Ristrutturazione edilizia: la consistenza dell’immobile preesistente

Preesistenza edilizia e ristrutturazione: il legame tra questi due concetti riveste un ruolo importante ai fini della definizione stessa di lavori in edilizia. Il Consiglio di Stato, attraverso una recente sentenza, la n. 5174 dello scorso 21 ottobre, si è pronunciata proprio sul tema, esplicitando la questione in maniera interessante. Scopriamo come.

Ristrutturazione fabbricato: cosa rivendica il privato
La controversia nasce a causa del diniego manifestato da un Comune in ordine alla richiesta di rilascio di permesso di costruire per l’esecuzione di opere di ristrutturazione edilizia di un fabbricato rurale. Il privato che impugna il diniego infatti rivendica la possibilità di eseguire il progettato intervento, dal momento che si tratterebbe di ripristinare l’originaria consistenza edilizia del fabbricato venuta meno in parte per effetto di un incendio sviluppatosi nel 1984. Secondo tale prospettazione, pertanto, non vi sarebbe motivo alcuno per impedire la richiesta riqualificazione del preesistente manufatto.

La risposta dell’Amministrazione comunale
L’Amministrazione comunale, a fronte della domanda di edificazione, oppone la circostanza ostativa data dal fatto che il progettato intervento non sarebbe ammissibile in quanto il manufatto risulterebbe alla data di adozione del PRG (1994) in una diversa situazione di stato, da non potersi assentire ampliamenti. Il cittadino appellante sostiene, invece, che il fabbricato era originariamente di due piani e tali caratteristiche strutturali sono in parte venute meno solo per un evento di forza maggiore (ovvero il suddetto incendio avvenuto nel 1984) a seguito del quale nel 2005 si procedette alla demolizione del piano superiore. Pertanto, e giace qui il nodo del contendere, nessun ampliamento sarebbe configurabile dalle progettate opere di riqualificazione, trattandosi, nel concreto, soltanto di un mero ripristino di quanto in precedenza già esisteva.

I presupposti della ristrutturazione
Per corroborare la loro tesi i supremi giudici amministrativi hanno, ripercorso un importante orientamento giurisprudenziale, affermando che “la ristrutturazione edilizia presuppone come elemento indispensabile la preesistenza del fabbricato nella consistenza e con le caratteristiche planivolumetriche ed architettoniche proprie del manufatto che si vuole ricostruire (…). [L]a rilevazione della preesistenza ai fini dell’intervento ricostruttivo non può non ancorarsi alla situazione di fatto esistente alla data di presentazione della domanda e nella specie al momento di produzione dell’istanza di edificazione (in questo caso, novembre 2006, ndr) il fabbricato esistente aveva connotazioni tipologiche di un manufatto costituito da un solo piano fuori terra”.

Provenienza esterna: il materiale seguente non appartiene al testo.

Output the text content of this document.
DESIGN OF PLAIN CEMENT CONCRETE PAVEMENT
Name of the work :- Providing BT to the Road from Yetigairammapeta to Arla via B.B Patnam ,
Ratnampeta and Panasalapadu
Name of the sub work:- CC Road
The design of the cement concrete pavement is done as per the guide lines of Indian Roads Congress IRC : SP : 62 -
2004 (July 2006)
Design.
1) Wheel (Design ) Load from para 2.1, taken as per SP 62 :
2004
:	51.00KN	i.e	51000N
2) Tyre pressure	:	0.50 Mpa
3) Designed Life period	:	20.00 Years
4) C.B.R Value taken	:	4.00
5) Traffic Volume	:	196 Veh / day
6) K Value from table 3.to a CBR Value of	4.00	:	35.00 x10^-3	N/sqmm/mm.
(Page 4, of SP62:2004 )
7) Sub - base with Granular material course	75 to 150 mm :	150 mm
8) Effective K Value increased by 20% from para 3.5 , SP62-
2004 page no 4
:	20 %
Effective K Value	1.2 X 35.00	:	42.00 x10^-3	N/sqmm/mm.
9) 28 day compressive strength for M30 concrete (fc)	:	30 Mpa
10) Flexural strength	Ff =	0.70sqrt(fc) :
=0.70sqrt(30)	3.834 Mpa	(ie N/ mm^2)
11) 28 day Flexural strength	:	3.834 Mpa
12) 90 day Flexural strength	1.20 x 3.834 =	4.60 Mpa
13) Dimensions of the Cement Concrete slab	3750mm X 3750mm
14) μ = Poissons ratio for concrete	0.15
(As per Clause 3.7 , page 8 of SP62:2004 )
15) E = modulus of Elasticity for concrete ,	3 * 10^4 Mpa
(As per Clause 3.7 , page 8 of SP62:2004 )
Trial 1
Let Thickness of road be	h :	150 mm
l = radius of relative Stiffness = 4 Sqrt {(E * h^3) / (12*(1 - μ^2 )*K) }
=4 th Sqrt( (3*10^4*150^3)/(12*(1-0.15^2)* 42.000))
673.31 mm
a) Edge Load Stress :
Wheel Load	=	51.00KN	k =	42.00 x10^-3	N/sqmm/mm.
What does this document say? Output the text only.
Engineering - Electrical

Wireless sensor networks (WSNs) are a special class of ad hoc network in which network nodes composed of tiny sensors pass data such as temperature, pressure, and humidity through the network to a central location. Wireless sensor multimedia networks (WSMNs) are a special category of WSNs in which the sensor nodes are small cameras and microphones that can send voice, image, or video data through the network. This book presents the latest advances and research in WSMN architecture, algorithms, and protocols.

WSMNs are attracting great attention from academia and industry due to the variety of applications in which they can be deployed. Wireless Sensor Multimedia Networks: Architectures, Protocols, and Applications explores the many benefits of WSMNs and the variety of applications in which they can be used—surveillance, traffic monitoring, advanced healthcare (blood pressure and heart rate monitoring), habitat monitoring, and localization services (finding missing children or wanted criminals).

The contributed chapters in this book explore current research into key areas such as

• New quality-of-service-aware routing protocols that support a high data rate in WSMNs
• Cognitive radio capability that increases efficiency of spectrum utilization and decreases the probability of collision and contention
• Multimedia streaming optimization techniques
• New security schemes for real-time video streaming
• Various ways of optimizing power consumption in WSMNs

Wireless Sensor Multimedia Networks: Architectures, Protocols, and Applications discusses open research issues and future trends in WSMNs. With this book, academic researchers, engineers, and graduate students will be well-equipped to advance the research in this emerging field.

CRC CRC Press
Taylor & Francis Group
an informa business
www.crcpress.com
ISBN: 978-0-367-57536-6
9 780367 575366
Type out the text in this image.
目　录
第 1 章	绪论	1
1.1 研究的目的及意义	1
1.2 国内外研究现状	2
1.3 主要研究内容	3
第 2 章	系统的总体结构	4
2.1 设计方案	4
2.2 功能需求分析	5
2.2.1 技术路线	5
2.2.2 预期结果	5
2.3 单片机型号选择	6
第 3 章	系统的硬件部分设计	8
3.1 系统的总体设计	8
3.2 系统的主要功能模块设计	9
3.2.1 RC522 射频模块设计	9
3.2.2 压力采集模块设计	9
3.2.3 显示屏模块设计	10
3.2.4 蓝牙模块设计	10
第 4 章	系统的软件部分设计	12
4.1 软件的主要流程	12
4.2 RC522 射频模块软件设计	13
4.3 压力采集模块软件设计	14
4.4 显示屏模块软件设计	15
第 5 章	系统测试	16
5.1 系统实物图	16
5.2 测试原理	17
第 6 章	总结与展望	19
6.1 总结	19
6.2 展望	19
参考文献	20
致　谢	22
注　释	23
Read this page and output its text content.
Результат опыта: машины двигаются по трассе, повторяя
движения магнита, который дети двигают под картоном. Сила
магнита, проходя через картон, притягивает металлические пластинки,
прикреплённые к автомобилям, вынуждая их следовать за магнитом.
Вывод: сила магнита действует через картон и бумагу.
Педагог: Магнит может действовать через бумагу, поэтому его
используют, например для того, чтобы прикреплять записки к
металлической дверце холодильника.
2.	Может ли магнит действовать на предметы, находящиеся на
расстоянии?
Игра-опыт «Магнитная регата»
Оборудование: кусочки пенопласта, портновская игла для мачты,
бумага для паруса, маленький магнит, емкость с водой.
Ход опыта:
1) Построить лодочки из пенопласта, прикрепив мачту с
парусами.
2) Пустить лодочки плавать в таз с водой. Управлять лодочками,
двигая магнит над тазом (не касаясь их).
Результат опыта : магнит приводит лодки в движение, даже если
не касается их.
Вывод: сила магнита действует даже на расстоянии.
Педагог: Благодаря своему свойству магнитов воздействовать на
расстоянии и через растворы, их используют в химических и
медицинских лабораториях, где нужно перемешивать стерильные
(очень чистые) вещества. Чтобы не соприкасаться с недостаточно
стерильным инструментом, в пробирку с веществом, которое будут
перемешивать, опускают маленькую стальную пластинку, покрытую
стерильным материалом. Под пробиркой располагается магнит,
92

Per altre sentenze in materia di edilizia e ristrutturazione leggi l’articolo Edilizia: l’intervento che altera volumi e sagoma di un edificio non è una ristrutturazione.

Ha ragione il Comune
Pertanto, ai fini del caso di specie, non basta dimostrare che “un immobile in parte poi crollato o demolito è esistente, ma è necessario che si dimostri oltre all’an anche il quantum e cioè l’esatta consistenza dell’immobile preesistente del quale si chiede la ricostruzione”, afferma il Consiglio di Stato. Quindi, in questa specifica fattispecie, non si tratterebbe per il privato di “rifare” il preesistente manufatto nello stesso luogo e nella stessa forma, bensì di aggiungere al precedente organismo edilizio una inedita volumetria non consentita dalla vigente disciplina normativa urbanistica. Il Consiglio di Stato dà pertanto ragione al Comune nell’aver affermato il suo diniego: non è sufficiente per il privato dimostrare che un immobile (in parte poi crollato o demolito) è esistente, ma è necessario che egli dimostri anche l’esatta consistenza dell’immobile preesistente del quale chiede la ricostruzione.